Yesterday went well, the DID psychiatrist was interesting. She wants my previous blood work, and seems to want to do a psychiatric genetic test… I thought it was interesting.
However during the encounter, it was very… uncomfortable.

She kept asking about the abuse, the bullying. I was having a hard time keeping my anxiety levels down, Merlin kept alerting me, but I ignored him… until he decided to crawl into my lap. It was something he only does when I keep ignoring him to the point I am on a borderline of switching, he crawled into my lap to help interrupt it… it worked. The Psychiatrist seemed impressed by Merlin, she even told me it was impressive.

However after finding out I have 10 alters all together slightly erks me, though 3 are in lock up, I still am not entirely sure why I even have them. Vera has been coming around more, she explained its safer for me if they remain locked up, due to the damage they can cause not only to me, but to my life and loved ones. Vera told me there names finally, but I guess it doesn’t really matter much… they can’t really come out anyways.
Recently I have been dealing with people who seem to not understand the concept of ‘no drama’ or ‘non-judgement’.
They seem to keep picking fights and attacking others, and when I watch my friends defend them, they get attacked instead. Una is to the point now she is itching for a fight of wits… the others just are not exactly sure what to do.
Emily thinks we should track them down and ‘teach’ them the lesson… but we had to explain how not only is that a bad idea, but it would screw us all.
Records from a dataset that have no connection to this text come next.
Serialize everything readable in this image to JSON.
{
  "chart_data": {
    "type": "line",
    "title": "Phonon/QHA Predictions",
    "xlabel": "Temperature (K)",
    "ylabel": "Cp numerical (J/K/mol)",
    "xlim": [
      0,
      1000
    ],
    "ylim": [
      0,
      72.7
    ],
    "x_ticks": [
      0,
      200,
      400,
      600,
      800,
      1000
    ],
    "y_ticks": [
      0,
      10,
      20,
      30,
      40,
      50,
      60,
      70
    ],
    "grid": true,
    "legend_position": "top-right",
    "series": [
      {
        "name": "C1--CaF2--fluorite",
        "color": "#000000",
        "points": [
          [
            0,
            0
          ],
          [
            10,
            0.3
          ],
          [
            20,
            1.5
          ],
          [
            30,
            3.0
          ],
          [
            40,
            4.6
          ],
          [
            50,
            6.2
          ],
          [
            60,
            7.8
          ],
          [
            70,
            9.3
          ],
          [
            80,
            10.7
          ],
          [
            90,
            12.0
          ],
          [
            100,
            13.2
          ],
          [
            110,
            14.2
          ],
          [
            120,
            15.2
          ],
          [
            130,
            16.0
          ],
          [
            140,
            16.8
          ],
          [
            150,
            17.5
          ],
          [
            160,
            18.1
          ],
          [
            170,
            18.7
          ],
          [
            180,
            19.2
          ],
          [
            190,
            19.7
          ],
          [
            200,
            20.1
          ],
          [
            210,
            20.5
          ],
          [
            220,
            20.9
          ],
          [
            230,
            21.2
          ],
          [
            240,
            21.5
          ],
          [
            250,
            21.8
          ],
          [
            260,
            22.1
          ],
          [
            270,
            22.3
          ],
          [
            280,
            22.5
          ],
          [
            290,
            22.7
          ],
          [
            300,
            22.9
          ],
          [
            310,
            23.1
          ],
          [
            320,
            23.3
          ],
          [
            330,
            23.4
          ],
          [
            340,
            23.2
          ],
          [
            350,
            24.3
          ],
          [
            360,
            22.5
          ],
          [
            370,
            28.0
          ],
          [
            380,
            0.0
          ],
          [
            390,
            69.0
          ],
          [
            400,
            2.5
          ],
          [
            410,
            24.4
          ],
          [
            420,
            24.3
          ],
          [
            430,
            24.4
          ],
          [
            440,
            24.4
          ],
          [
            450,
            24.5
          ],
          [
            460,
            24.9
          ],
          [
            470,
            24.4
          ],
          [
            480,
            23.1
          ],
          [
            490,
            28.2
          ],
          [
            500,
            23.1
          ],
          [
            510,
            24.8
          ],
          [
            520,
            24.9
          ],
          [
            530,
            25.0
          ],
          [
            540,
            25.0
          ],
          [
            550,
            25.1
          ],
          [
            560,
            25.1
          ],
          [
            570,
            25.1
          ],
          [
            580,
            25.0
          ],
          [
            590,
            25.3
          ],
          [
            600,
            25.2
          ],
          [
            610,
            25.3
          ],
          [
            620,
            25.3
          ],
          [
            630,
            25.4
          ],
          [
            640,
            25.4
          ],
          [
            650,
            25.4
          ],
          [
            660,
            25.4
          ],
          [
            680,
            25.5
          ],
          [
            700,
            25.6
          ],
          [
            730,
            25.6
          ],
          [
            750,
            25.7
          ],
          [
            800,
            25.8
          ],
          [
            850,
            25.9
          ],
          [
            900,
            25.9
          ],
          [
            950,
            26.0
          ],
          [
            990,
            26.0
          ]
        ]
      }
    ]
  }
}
I finally made a list of things I need to do around my home, Gail suggested I don’t need to do it all, just one at a time. She said when I do laundry or dishes that doing one load or even just the forks of the silverware is okay, and I should be proud I got one thing done. My husband even said something similar, so I am going to try and take it one task at a time instead of burning myself out…. My biggest goal is to be able to walk Merlin at least twice a day, I am so inconsistent with it, it really harms my ability to handle him. I managed to walk him this morning, so I am just hoping to do it this evening.
We really wish to get everything straightened so we can start planning things out for the layout, such as painting, expansion, etc.
My depression is getting a bit better with all the support, and with my mother person being as helpful as she is with my taxes and bills, it’s starting to lift a giant black cloud from my brain.